This is the third in a series of posts dedicated to mental health at different stages of motherhood. We’ve covered pregnancy, the first 12 weeks after your baby is born, and this post focuses on when your baby is growing older and towards toddlerhood. The NHS promotes the ‘five a day’ for mental health; five evidence-based steps everyone can take to improve our mental well-being. Let’s look at these and see how they can be applied in motherhood.

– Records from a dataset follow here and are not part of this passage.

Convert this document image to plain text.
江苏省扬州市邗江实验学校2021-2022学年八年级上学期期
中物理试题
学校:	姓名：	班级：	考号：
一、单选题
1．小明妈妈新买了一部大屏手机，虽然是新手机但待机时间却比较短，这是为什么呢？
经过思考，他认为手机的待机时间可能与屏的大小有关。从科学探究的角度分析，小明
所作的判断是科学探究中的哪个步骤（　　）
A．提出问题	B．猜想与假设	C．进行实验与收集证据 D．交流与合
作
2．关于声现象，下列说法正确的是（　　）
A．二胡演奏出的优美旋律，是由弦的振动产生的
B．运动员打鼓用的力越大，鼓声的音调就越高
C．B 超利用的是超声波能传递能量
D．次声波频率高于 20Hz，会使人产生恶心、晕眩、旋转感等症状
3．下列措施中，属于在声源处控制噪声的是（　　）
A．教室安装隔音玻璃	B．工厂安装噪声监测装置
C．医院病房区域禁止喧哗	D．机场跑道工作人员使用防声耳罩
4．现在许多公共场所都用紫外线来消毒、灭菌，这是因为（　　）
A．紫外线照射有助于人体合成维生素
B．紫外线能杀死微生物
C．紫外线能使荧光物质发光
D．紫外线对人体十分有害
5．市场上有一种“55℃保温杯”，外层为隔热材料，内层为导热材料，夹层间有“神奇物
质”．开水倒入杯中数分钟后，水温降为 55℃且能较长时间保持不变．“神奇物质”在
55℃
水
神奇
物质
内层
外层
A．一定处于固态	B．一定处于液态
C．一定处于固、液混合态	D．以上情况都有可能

Stay connected with your tribe. It can be tricky when people start going back to work and getting into their own routines, but try and stay in touch with the parents you connected with during the early days. They are going to hit the same milestones and challenges around the same time as you and it can be so validating to share your experiences. If possible, having a few local friends within walking distance or a short drive can be a sanctuary on a tricky afternoon when you just need to get out of the house and have a chat over a cup of tea.

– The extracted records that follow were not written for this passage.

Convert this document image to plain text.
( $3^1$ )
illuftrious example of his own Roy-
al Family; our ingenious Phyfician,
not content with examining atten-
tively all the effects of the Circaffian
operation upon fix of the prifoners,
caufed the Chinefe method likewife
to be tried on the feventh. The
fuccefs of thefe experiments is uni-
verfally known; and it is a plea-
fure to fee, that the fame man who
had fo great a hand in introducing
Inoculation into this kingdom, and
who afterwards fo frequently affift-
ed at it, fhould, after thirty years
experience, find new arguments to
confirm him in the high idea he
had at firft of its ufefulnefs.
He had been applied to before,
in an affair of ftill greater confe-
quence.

It’s common to get to the end of the day feeling exhausted after chasing after a toddler all day. This doesn’t usually give the same satisfaction as the endorphin-boosting benefits of exercise though, does it?! Of course, finding time for formal exercise can be really tricky. Getting outside every day is a great start, having a walk around the block, through the park or around town with the buggy. Can you find a fun exercise class you can get to at a time your partner or someone else can babysit? Or pair up with a friend and arrange a regular time for a walk or jog once the kids are in bed?
Learning new skills can give you a sense of achievement and confidence. With limited time, perhaps it would be more achievable to reconnect with a hobby you have neglected since becoming a mum? Audiobooks, podcasts and YouTube videos are great ways of learning and/or entertainment and easy to listen to or watch whilst cooking dinner or in the shower (waterproof speakers are a game changer!).
Give to others
Naturally, mums give an awful lot to others already! However, perhaps this can be related to making sure you are nurturing your relationship with your partner. You need each other in parenthood, perhaps more than ever before. Are there little things you used to do for each other that you have stopped doing, in the whirlwind of parenthood? Small gestures like offering a cup of tea or a foot rub can make a big difference and help you feel closer, as can spending a few minutes at the end of the day listening attentively to each other about your days without distractions.
Mindfulness encompasses being more aware of the present moment, including your thoughts and feelings, your body and the world around you. There are plenty of simple ways you can integrate mindfulness into your day, but as a busy mum perhaps the most realistic way to start is by taking a few slow, deep breaths, focusing on how it feels to breathe in the air and breathe it out. Or take a few moments outside, on your own if possible, and try to notice the sights, sounds, smells and sensations of nature, even if it’s just outside your front door for a moment before the baby wakes up.